Como podemos apreciar en este texto del Abad Tritemius los antiguos no sentían naturaleza y las estrellas como problemas a evitar sino como medios para conocerse y evolucionar.

“El ser humano, así como recibe de la tierra su alimento para el cuerpo, recibe de las estrellas su alimento celeste para el alma
Por eso veían en la astrología una herramienta de reconexión con el cielo y en el estudio de sus ciclos el despertar de nuestra alma y el desarrollo de nuestro ser a través de la vocación. Cuando te desconectas de ti mismo lo haces también de tu destino, porque te has desacompasado de los ritmos celestes. Es necesario reconectarte con los cielos para reconectarte consigo mismo.

El horóscopo natal es un continente de todas tus potencias puras, pero eso no se hace sólo,  debes ir despertando a través del ejercicio del libre albedrio tus potenciales y virtudes. Los antiguos astrólogos dicen:

-El horóscopo promete, pero tú tienes que hacerlo cumplir.
-Los astros inclinan, pero no obligan.

El horóscopo natal es una invariable que conlleva una inercia de tu evolución interna a imagen y semejanza de los ritmos cósmicos exteriores.
Por lo que podemos observar un movimiento externo del cosmos paralelo a otro interno de tu crecimiento y evolución física, emocional, mental y espiritual.

Ya están programadas las crisis desde el nacimiento, y éstas forman parte de tu evolución. Sentimos decirte que no son provocadas por un agente externo, sino que son excitadas o despertadas por ellos.
Se trata de una sinergia del macrocosmos y el microcosmos, (los tránsitos cósmicos y el proceso interno de tu evolución). Cuando sigues tu propio ritmo (proceso de evolución adecuado) y vas acompasado con el ritmo cósmico exterior, se produce una confluencia armónica en la que no se percibe la crisis como negativa, sino como favorable a la voluntad, o incluso por ejercicio de tu voluntad.

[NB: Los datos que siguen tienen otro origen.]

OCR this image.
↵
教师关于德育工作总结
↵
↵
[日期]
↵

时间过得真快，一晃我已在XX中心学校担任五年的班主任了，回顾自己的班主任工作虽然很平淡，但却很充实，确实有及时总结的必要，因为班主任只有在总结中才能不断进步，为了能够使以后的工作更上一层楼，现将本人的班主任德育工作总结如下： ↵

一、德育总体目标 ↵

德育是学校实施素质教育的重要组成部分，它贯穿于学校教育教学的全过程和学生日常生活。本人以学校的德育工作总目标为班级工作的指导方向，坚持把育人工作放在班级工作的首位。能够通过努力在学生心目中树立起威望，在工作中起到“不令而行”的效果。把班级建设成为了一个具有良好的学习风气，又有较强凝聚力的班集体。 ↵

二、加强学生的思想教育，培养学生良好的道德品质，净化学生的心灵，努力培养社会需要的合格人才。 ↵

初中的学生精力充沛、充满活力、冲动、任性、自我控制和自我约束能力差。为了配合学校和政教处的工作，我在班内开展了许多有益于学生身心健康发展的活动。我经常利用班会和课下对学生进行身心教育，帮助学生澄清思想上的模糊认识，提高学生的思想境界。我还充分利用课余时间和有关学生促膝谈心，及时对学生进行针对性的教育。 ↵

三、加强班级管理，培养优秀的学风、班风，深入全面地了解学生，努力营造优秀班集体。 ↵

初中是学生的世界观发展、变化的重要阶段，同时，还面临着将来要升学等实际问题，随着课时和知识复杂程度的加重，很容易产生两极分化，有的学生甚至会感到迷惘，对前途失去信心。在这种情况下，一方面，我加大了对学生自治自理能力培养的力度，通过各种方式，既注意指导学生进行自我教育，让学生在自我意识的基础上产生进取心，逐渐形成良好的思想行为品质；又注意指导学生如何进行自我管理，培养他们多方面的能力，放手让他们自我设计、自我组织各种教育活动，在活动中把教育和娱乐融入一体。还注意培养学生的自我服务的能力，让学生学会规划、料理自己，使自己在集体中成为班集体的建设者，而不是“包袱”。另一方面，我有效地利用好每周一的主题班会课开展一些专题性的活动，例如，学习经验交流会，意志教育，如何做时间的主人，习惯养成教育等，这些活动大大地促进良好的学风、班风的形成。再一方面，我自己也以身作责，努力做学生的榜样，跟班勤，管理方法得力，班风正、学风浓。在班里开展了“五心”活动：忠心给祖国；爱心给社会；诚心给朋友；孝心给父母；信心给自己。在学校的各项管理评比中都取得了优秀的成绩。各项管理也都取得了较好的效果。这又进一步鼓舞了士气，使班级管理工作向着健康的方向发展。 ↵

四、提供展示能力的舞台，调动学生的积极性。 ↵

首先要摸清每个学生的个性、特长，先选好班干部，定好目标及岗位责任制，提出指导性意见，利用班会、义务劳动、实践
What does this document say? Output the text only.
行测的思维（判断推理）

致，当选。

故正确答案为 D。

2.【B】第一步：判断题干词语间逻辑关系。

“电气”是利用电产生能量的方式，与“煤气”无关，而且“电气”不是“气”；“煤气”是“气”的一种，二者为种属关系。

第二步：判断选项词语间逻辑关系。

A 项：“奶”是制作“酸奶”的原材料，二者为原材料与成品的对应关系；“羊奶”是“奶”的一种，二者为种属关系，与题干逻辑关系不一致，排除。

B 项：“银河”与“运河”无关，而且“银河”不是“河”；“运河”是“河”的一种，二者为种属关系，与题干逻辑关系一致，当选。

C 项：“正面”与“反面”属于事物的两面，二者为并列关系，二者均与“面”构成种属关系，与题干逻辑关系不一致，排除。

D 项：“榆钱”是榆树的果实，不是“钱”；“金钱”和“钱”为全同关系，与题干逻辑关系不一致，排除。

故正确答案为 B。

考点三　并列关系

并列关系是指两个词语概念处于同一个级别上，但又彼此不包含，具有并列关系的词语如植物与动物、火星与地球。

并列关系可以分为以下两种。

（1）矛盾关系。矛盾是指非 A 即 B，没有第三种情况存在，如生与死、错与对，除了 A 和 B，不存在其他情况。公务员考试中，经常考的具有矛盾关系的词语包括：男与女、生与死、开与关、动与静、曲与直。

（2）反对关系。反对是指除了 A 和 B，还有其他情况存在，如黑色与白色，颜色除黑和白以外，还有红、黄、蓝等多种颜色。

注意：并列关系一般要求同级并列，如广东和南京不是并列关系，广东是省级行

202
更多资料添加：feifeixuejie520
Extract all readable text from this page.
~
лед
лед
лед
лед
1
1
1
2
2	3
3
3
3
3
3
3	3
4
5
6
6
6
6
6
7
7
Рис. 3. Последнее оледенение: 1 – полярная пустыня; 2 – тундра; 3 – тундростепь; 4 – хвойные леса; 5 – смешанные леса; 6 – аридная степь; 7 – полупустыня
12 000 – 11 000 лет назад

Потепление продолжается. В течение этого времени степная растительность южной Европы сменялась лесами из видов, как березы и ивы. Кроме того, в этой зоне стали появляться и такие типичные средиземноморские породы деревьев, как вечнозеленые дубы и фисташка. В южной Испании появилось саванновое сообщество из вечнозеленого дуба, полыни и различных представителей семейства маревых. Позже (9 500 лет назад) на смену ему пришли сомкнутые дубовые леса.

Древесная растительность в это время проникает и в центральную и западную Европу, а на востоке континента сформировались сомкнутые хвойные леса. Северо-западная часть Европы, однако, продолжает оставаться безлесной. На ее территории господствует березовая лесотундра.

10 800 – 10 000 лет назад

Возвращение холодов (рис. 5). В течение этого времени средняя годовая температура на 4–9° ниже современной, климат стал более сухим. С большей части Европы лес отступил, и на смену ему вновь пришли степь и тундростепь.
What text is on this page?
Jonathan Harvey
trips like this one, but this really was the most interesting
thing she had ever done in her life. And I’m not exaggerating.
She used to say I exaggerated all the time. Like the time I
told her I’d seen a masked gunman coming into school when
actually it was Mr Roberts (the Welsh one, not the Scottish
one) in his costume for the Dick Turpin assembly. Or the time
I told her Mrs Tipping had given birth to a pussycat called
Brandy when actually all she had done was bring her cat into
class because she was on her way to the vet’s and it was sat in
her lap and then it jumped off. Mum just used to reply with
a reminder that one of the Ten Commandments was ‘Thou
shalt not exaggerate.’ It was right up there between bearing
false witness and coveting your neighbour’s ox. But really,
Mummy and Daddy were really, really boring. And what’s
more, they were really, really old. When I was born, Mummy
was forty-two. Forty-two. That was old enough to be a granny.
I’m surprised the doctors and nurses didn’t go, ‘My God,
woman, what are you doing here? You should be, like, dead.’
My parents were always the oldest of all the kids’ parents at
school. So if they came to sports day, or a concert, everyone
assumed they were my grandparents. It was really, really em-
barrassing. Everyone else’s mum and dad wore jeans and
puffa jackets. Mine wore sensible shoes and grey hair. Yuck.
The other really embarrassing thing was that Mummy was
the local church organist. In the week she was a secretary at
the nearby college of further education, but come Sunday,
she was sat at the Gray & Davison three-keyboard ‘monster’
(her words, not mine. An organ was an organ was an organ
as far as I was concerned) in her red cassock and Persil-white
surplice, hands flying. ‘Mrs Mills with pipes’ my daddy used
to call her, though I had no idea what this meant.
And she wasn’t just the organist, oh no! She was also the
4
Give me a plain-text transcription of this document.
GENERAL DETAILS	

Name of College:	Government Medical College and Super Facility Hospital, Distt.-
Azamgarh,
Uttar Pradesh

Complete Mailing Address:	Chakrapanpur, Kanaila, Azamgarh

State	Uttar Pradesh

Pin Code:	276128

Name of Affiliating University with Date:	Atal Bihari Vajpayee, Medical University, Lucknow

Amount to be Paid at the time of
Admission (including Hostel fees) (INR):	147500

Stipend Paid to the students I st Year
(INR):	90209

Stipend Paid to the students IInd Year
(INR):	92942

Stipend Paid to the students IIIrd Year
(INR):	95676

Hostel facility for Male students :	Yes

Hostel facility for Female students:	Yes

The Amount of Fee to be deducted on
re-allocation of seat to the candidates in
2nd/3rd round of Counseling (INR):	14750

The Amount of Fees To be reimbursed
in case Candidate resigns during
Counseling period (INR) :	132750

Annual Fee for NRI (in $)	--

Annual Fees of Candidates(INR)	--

Cuando no se produce esa confluencia, debido a que estás desacompasado de tu propio ritmo, o desconectado de tu ser interno, vives la crisis como sufrimiento, donde sientes los sucesos como contrario a tu  voluntad o te siente “victima“ del destino o perdido y sin rumbo.
Ahí es cuando se hace necesaria la Rencrudacción, técnica sagrada de la astrología Hermética de reconectar tu vida con los cielos, que te facilita el descubrimiento de tu vocación, o si lo prefieres tu misión en la vida y sintiendo la paz contigo mismo.